The ninth convention advocates that the disaster film shares “the further sense that savagery continues to underlie a pretense to civilization. Thus disasters usually breed a lawless anarchy” (p.288). In reference to Towering Inferno, Yacowar offers, “They [civilized humanity] build towers higher than their [the firefighters’] hoses can reach” (p.288), and that “peoples works are dangerous…even the earphone transistors…in The Towering Inferno deafen the boy to the danger around him” (p.288). On a purely reptilian-base-of-the-brain level, Towering Inferno endeavors to visually remind and reconnect we hairless apes with our repressed lawless and godless origins. As Duncan struggles to direct throngs of tuxedos and aerosol hairstyles to use the scenic elevators, one of the express elevators’ doors slide open and it’s every man, woman, and full-length evening gown for him-/her-/itself. Another scene of savagery happens much later in the film when that dastardly Roger Simmons—who’s been intravenously connected to the 135th-floor bar all night yet somehow never appears the least bit intoxicated—challenges Yacowar’s fifth and makes a mad dash for the breeches buoy in a vain attempt for survival, pushing off and kicking at a gaggle of not-so-gentlemen who’ve also decided not to wait their turn. Proof that civility is a myth or God doesn’t give a rat’s ass…or both.
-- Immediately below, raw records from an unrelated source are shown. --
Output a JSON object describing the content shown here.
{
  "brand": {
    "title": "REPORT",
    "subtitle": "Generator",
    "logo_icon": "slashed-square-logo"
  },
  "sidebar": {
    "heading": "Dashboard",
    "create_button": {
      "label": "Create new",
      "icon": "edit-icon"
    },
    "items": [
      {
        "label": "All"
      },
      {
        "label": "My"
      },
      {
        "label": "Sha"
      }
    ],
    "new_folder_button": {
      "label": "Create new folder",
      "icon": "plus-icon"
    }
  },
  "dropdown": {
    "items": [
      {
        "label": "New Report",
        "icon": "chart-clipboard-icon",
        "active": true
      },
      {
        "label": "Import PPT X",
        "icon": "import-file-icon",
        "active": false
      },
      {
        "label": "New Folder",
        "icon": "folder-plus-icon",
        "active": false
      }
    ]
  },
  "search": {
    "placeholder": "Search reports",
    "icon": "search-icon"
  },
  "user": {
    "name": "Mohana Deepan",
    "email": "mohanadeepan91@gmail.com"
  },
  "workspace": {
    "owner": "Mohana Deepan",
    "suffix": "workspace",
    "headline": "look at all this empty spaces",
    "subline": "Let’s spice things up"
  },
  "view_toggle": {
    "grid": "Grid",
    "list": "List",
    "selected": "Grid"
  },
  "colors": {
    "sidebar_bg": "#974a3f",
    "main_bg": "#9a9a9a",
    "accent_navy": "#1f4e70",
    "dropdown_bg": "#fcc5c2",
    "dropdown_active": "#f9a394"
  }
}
Jumping to his thirteenth convention because numbers ten through twelve are either irrelevant to Towering Inferno or redundant, Yacowar discusses the hero of the disaster film and how he is “usually a layman with practical sense but without specialized knowledge” (p.289). He even mentions the Inferno’s very own Doug Roberts who is “a specialist, an architect, but his knowledge is leavened by his rusticity” (p.289), which is true, but he makes no mention of firefighter Mike O’Hallorhan who serves as the working-class hero. Towering Inferno is noticeably different in its approach to the heroic archetype, imbuing both Roberts and O’Hallorhan with heroic qualities as well as equal screen-time.
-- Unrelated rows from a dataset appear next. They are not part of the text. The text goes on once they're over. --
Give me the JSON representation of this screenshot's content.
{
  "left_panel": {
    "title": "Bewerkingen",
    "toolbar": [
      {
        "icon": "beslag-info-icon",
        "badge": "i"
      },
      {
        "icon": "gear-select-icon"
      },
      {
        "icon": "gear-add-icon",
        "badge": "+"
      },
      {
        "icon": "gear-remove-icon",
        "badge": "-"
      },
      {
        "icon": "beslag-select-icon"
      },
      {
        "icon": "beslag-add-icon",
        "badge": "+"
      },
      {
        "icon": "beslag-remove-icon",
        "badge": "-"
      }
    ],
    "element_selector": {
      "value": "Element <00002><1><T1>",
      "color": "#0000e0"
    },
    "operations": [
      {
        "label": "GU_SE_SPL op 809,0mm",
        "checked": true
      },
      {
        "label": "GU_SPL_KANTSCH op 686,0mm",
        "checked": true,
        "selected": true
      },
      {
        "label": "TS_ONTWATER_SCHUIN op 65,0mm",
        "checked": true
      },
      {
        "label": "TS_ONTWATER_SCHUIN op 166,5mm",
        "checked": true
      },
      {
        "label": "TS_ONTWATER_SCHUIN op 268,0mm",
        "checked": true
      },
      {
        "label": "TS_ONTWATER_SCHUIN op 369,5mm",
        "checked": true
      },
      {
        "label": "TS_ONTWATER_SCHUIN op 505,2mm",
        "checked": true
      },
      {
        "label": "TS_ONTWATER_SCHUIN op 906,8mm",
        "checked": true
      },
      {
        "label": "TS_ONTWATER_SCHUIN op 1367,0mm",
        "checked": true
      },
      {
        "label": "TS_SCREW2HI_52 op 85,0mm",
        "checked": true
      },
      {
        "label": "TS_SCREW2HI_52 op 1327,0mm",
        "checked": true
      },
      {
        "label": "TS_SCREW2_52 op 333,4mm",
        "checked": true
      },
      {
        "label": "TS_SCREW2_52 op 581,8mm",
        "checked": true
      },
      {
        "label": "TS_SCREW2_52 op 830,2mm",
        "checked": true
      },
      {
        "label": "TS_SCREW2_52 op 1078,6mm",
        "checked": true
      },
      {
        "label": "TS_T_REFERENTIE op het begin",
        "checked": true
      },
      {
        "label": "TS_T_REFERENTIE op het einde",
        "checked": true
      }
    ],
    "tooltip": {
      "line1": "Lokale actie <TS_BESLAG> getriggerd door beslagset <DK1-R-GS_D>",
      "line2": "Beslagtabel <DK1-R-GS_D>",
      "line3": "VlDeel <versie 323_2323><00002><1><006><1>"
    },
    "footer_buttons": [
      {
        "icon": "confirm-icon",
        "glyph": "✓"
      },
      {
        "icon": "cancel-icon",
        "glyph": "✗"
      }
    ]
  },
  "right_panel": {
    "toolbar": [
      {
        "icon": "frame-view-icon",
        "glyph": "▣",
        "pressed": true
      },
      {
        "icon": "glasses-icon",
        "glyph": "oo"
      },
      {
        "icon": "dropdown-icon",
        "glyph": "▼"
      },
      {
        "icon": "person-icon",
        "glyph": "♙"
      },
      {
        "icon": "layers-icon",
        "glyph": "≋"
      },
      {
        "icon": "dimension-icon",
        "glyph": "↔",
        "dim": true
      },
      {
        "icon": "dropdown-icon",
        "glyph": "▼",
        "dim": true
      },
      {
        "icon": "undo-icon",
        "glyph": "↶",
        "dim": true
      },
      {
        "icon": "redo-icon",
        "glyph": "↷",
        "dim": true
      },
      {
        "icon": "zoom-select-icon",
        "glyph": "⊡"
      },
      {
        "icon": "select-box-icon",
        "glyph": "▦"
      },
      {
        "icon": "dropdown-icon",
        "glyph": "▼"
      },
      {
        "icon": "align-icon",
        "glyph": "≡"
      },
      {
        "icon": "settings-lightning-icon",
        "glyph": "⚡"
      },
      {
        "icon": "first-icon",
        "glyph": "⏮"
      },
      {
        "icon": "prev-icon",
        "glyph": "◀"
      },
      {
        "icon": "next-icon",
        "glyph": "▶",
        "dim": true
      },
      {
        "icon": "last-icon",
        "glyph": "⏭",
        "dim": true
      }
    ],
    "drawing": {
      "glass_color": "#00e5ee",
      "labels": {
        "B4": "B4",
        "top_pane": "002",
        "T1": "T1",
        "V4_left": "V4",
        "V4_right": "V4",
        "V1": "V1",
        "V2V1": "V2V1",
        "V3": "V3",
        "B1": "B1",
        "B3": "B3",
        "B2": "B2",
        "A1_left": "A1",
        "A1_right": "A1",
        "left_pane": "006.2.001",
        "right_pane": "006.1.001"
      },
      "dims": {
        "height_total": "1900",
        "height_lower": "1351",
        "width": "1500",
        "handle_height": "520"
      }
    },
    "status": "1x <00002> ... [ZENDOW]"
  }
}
Roberts is the former counter-cultural college student who would’ve hightailed it to Canada if he’d been drafted and O’Hallorhan is the high-school graduate who was prepared to fight and die for his country if he’d been drafted. As Yacowar notes, “The disaster [film] cycle of the 1970s followed the slow ending of the American presence in Vietnam” (p.287), and, with that in mind, creating a hero duality between Roberts and O’Hallorhan—watching their blind strides to reach an understanding of the other amidst the chaos surrounding them—is quite telling…if not, confined to the cultural and political chaos of its era.
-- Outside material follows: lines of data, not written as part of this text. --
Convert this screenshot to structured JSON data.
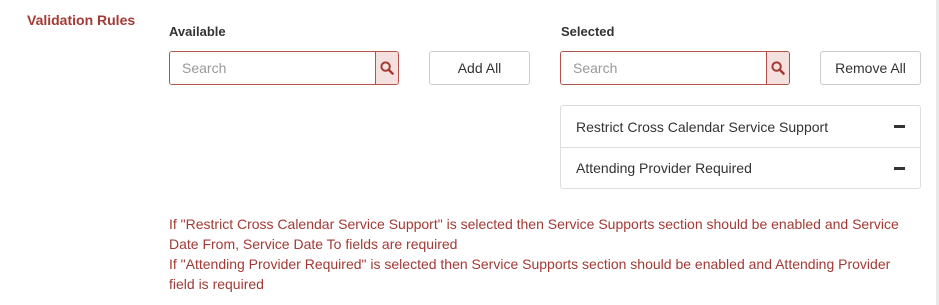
{
  "section": {
    "title": "Validation Rules"
  },
  "available": {
    "heading": "Available",
    "search_placeholder": "Search",
    "add_all_label": "Add All"
  },
  "selected": {
    "heading": "Selected",
    "search_placeholder": "Search",
    "remove_all_label": "Remove All",
    "items": [
      {
        "label": "Restrict Cross Calendar Service Support"
      },
      {
        "label": "Attending Provider Required"
      }
    ]
  },
  "notes": [
    "If \"Restrict Cross Calendar Service Support\" is selected then Service Supports section should be enabled and Service Date From, Service Date To fields are required",
    "If \"Attending Provider Required\" is selected then Service Supports section should be enabled and Attending Provider field is required"
  ],
  "icons": {
    "search": "search-icon",
    "remove": "minus-icon"
  },
  "colors": {
    "accent": "#a33a35",
    "search_button_bg": "#f4e0df",
    "border": "#cccccc"
  }
}
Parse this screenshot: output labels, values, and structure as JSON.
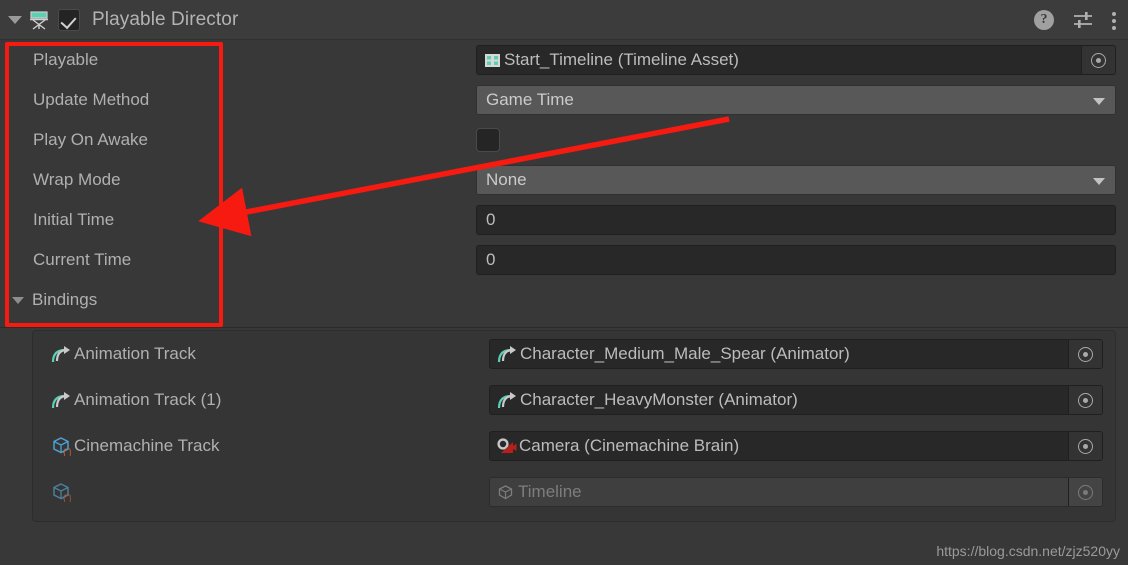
{
  "header": {
    "foldout_icon": "triangle-down-icon",
    "component_icon": "playable-director-icon",
    "enabled_checkbox": true,
    "title": "Playable Director",
    "help_icon": "?",
    "preset_icon": "preset-sliders-icon",
    "menu_icon": "kebab-menu-icon"
  },
  "properties": [
    {
      "label": "Playable",
      "type": "object",
      "icon": "timeline-asset-icon",
      "value": "Start_Timeline (Timeline Asset)"
    },
    {
      "label": "Update Method",
      "type": "dropdown",
      "value": "Game Time"
    },
    {
      "label": "Play On Awake",
      "type": "checkbox",
      "value": false
    },
    {
      "label": "Wrap Mode",
      "type": "dropdown",
      "value": "None"
    },
    {
      "label": "Initial Time",
      "type": "number",
      "value": "0"
    },
    {
      "label": "Current Time",
      "type": "number",
      "value": "0"
    }
  ],
  "bindings_section": {
    "label": "Bindings",
    "expanded": true,
    "rows": [
      {
        "track_icon": "animation-track-icon",
        "track_label": "Animation Track",
        "value_icon": "animator-icon",
        "value": "Character_Medium_Male_Spear (Animator)",
        "muted": false
      },
      {
        "track_icon": "animation-track-icon",
        "track_label": "Animation Track (1)",
        "value_icon": "animator-icon",
        "value": "Character_HeavyMonster (Animator)",
        "muted": false
      },
      {
        "track_icon": "cinemachine-track-icon",
        "track_label": "Cinemachine Track",
        "value_icon": "cinemachine-brain-icon",
        "value": "Camera (Cinemachine Brain)",
        "muted": false
      },
      {
        "track_icon": "cinemachine-track-icon",
        "track_label": "",
        "value_icon": "gameobject-icon",
        "value": "Timeline",
        "muted": true
      }
    ]
  },
  "annotations": {
    "highlight_color": "#f61a11",
    "arrow_from": "update-method-field",
    "arrow_to": "properties-label-column"
  },
  "watermark": "https://blog.csdn.net/zjz520yy",
  "colors": {
    "window_bg": "#383838",
    "header_bg": "#3c3c3c",
    "field_bg": "#282828",
    "dropdown_bg": "#585858",
    "text": "#b0b0b0",
    "accent_teal": "#5ad0b4",
    "accent_blue": "#4f9fd0",
    "accent_orange": "#d4602f",
    "accent_red": "#b4201c"
  }
}
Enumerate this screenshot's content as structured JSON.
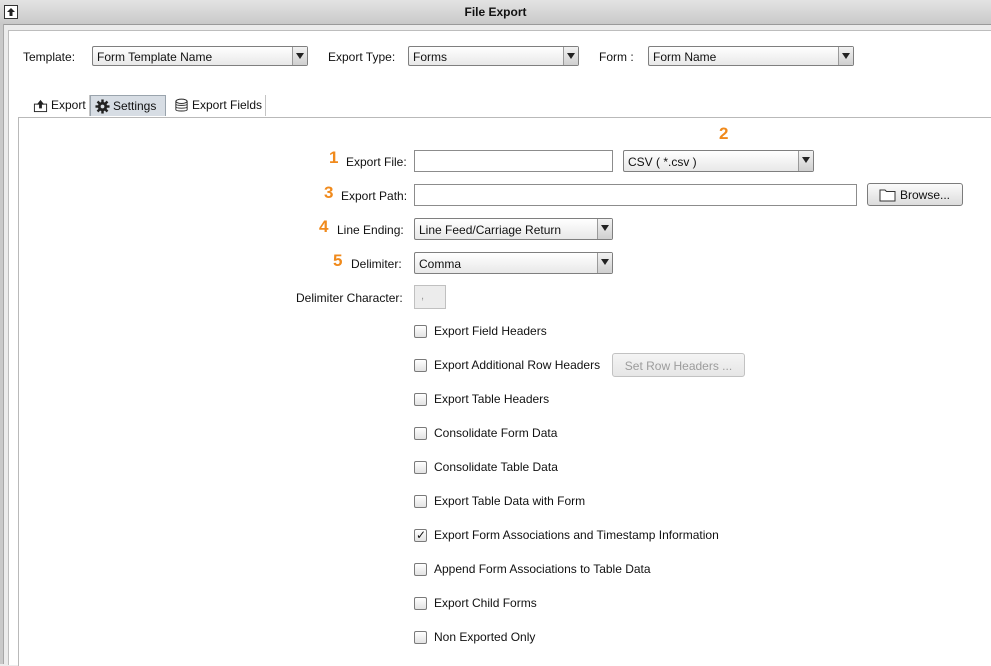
{
  "window": {
    "title": "File Export"
  },
  "header": {
    "template_label": "Template:",
    "template_value": "Form Template Name",
    "export_type_label": "Export Type:",
    "export_type_value": "Forms",
    "form_label": "Form :",
    "form_value": "Form Name"
  },
  "tabs": [
    {
      "label": "Export",
      "icon": "export-icon"
    },
    {
      "label": "Settings",
      "icon": "gear-icon",
      "active": true
    },
    {
      "label": "Export Fields",
      "icon": "database-icon"
    }
  ],
  "settings": {
    "markers": [
      "1",
      "2",
      "3",
      "4",
      "5"
    ],
    "export_file_label": "Export File:",
    "export_file_value": "",
    "file_format_value": "CSV ( *.csv )",
    "export_path_label": "Export Path:",
    "export_path_value": "",
    "browse_label": "Browse...",
    "line_ending_label": "Line Ending:",
    "line_ending_value": "Line Feed/Carriage Return",
    "delimiter_label": "Delimiter:",
    "delimiter_value": "Comma",
    "delimiter_char_label": "Delimiter Character:",
    "delimiter_char_value": ",",
    "set_row_headers_label": "Set Row Headers ..."
  },
  "options": [
    {
      "label": "Export Field Headers",
      "checked": false
    },
    {
      "label": "Export Additional Row Headers",
      "checked": false
    },
    {
      "label": "Export Table Headers",
      "checked": false
    },
    {
      "label": "Consolidate Form Data",
      "checked": false
    },
    {
      "label": "Consolidate Table Data",
      "checked": false
    },
    {
      "label": "Export Table Data with Form",
      "checked": false
    },
    {
      "label": "Export Form Associations and Timestamp Information",
      "checked": true
    },
    {
      "label": "Append Form Associations to Table Data",
      "checked": false
    },
    {
      "label": "Export Child Forms",
      "checked": false
    },
    {
      "label": "Non Exported Only",
      "checked": false
    }
  ],
  "colors": {
    "marker": "#f08a1c",
    "active_tab": "#d7dde4"
  }
}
…And I didn’t even get to my rather long-winded dissemination about the Glass Tower being symbolic of one transcendent, dominating phallus that: is eternally petrified by patriarchal machismo; is riddled with the fires of desire that work their way upward to reach final orgasm; partakes in a homosexual act with the Peerless Building; and lastly reaches its orgasmic climax as cascades of water are ejaculated from the 135th floor. Oh well, perhaps another time.
Grant, Barry Keith. "The Bug in the Rug." Film Genre Reader III . Austin, Tex.: University of Texas Press, 2003. 277-295.
The Towering Inferno. Dir. John Guillermin. Perf. Steve McQueen, Paul Newman, William Holden. 20th Century Fox, 2003. DVD.